Datasets¶
The datasets are files in hdf5 format with data divided in train, test and validation. If this data was preprocessed, information about it is added.
For example.
DIM = 21
SIZE = 100000
X = np.random.rand(SIZE, DIM)
Y = np.asarray([1 if sum(row) > 0 else 0
for row in np.sin(6*X) + 0.1*np.random.randn(SIZE, 1)])
dataset_name = "test"
dataset = DataSetBuilder(
dataset_name,
validator="cross")
dataset.build_dataset(X, Y)
dataset.info()
Results in:
DATASET NAME: test
Author: Alejandro Martínez
Transforms: {}
MD5: daa92472f94c90b5bacb6ab172a73566
Description: test dataset
Dataset Mean Std Shape dType Labels
--------- -------- -------- ----------- ------- --------
train set 0.500195 0.288638 (70000, 21) float64 70000
test set 0.498693 0.288993 (20000, 21) float64 20000
valid set 0.499823 0.288698 (10000, 21) float64 10000
There are two more DataSetBuilder classes, a dataset builder for images, and another for files in csv format.
transforms = Transforms()
transforms.add(poly_features, {"degree": 2, "interaction_only": False})

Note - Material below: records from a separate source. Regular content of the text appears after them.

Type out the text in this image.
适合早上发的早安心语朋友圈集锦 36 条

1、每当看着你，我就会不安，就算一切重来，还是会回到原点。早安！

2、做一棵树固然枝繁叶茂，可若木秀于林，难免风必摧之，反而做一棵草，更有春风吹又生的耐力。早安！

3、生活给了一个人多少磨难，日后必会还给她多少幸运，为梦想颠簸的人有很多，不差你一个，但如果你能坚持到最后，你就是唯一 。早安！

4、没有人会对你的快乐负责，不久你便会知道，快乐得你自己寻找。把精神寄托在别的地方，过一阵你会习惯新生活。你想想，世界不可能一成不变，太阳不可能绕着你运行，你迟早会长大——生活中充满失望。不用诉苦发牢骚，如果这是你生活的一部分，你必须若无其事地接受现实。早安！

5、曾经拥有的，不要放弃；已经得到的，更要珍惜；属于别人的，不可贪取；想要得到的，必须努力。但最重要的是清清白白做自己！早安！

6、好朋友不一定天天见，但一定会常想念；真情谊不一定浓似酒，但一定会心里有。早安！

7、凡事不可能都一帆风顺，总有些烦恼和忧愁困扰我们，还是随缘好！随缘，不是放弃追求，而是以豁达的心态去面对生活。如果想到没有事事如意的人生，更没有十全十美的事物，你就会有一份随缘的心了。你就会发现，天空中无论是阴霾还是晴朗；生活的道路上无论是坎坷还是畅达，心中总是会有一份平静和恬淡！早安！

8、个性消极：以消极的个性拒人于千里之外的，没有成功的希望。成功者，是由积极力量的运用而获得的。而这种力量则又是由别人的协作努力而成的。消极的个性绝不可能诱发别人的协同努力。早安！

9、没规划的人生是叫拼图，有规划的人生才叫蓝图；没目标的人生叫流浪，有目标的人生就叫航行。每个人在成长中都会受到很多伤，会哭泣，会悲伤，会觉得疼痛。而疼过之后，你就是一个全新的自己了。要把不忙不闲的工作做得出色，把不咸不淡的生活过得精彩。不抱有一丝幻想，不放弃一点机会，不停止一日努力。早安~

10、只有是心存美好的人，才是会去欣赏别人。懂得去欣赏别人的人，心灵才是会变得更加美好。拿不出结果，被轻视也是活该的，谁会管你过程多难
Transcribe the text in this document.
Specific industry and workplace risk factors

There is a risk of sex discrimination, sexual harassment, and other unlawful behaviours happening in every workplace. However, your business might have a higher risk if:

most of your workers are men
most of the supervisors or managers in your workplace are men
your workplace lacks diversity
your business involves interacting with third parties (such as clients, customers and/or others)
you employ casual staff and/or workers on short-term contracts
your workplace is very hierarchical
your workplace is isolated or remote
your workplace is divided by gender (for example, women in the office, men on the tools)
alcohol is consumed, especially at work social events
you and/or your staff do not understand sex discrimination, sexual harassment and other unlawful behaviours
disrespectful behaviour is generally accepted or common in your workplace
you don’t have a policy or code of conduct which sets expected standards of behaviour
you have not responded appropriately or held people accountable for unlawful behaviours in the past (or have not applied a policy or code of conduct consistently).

dataset = DataSetBuilderFile(
name="test_ds_file",
train_folder_path="/home/ds/my_file.csv",
transforms=transforms)
dataset.build_dataset(label_column="target")
In the processing module are predefined functions for transforms, but, you can add your own functions. For more info about it, check Processing.